Mainz (dpa/AFP/taz) – Zwischen Innenminister Manfred Kanther (CDU) und der katholischen Kirche hat sich der Streit ums Kirchenasyl verschärft, mit dem zahlreiche Gemeinden Flüchtlinge vor Abschiebung schützen. Kanther warnte die Kirchen vor weiteren „Rechtsbrüchen“ und sprach ihnen „ausdrücklich das Recht ab“, abzuschiebende Asylbewerber der Justiz zu entziehen. „Ein Sonder-Kirchen-Asylrecht besteht nicht“, sagte Kanther dem Springerblatt Welt am Sonntag. Der Mainzer Bischof Karl Lehmann hingegen hält es durchaus für rechtmäßig, sich „nach gewissenhafter Prüfung“ gegen staatliche Anordnungen zu stellen und Flüchtlinge vor Abschiebung zu schützen. Im Spiegel- Interview wandte sich der Vorsitzende der katholischen Bischofskonferenz auch gegen die Behörden, weil sie „die einzelnen Fälle recht schematisch behandeln“. Bundesweit sollen sich rund 200 Gemeinden beider Konfessionen bereit erklärt haben, Asylsuchende aufzunehmen. Nach seiner Kenntnis, so Lehmann, gebe es „in keinem Fall leichtfertiges Handeln“. Einzelne Bürger, die unmittelbaren Kontakt zu einem Flüchtling hätten, könnten „im Einzelfall besser beurteilen, ob Abschiebung eine reale Gefahr darstellt“.

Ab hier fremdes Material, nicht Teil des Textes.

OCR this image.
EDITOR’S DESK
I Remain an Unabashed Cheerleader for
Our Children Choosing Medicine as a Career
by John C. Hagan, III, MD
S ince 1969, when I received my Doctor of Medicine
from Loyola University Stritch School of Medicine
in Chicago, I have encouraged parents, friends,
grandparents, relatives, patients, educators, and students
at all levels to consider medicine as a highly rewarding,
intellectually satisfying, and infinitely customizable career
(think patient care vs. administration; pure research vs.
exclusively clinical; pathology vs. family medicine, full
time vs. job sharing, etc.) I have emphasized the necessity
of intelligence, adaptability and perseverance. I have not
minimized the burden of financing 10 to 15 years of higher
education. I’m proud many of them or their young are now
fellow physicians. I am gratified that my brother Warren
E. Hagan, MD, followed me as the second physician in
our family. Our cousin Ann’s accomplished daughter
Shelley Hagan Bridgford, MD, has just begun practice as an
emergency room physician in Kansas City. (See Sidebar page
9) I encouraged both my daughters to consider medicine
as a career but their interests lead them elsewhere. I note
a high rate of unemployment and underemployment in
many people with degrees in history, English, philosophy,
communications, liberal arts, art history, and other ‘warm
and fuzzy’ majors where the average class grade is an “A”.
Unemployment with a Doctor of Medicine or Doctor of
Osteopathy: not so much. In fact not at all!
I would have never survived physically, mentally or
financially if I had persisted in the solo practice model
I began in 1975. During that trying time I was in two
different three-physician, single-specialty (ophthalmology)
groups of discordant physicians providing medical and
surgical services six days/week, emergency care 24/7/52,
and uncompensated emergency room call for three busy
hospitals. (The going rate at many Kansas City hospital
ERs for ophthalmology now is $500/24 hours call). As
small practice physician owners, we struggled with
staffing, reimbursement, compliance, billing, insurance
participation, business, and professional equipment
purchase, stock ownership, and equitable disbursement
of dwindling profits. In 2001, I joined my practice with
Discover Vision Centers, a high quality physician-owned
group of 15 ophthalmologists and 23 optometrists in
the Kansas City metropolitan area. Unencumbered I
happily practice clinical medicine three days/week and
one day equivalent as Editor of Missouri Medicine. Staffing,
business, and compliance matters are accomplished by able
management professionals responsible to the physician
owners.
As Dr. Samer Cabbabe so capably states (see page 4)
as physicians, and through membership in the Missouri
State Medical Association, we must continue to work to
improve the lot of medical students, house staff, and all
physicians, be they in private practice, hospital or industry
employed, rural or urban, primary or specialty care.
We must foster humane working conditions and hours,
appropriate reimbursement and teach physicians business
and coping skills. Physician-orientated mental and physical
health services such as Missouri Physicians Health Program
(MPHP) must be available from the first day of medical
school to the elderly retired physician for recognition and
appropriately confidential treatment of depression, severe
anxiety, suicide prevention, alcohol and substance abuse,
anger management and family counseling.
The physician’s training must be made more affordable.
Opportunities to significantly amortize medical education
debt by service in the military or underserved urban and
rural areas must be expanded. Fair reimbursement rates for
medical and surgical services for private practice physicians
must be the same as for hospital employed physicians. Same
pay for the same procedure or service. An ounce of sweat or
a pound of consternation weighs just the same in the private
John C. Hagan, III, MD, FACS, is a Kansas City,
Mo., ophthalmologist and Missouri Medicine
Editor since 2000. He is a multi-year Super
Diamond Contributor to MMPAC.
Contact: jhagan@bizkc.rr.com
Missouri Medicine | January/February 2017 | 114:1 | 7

Zu den Drohungen von Kanther und der Landesinnenminister, auch mit Polizeigewalt gegen Gemeinden vorzugehen, meinte Lehmann, die Polizei habe zwar Zutritt zu Kirchenräumen, wenn sich von ihr gesuchte Menschen dort aufhielten. Es stelle sich jedoch die Frage, „ob eine solche Handlung sittlich vertretbar“ sei. „Ich glaube, daß es Situationen geben kann, in denen jemand um eines höheren Gutes willen gegen die bestehenden Regelungen verstoßen muß.“

Beim Innenministerium heißt es hingegen: „Die Berufung auf angebliche moralische oder sittliche Überzeugungen berechtigt in einer freiheitlichen Demokratie nicht zum Rechtsbruch.“ Es bleibe „unerfindlich“, woher Pfarrer die Kompetenz nähmen, über bessere Kenntnisse zu verfügen als zuständige Behörden.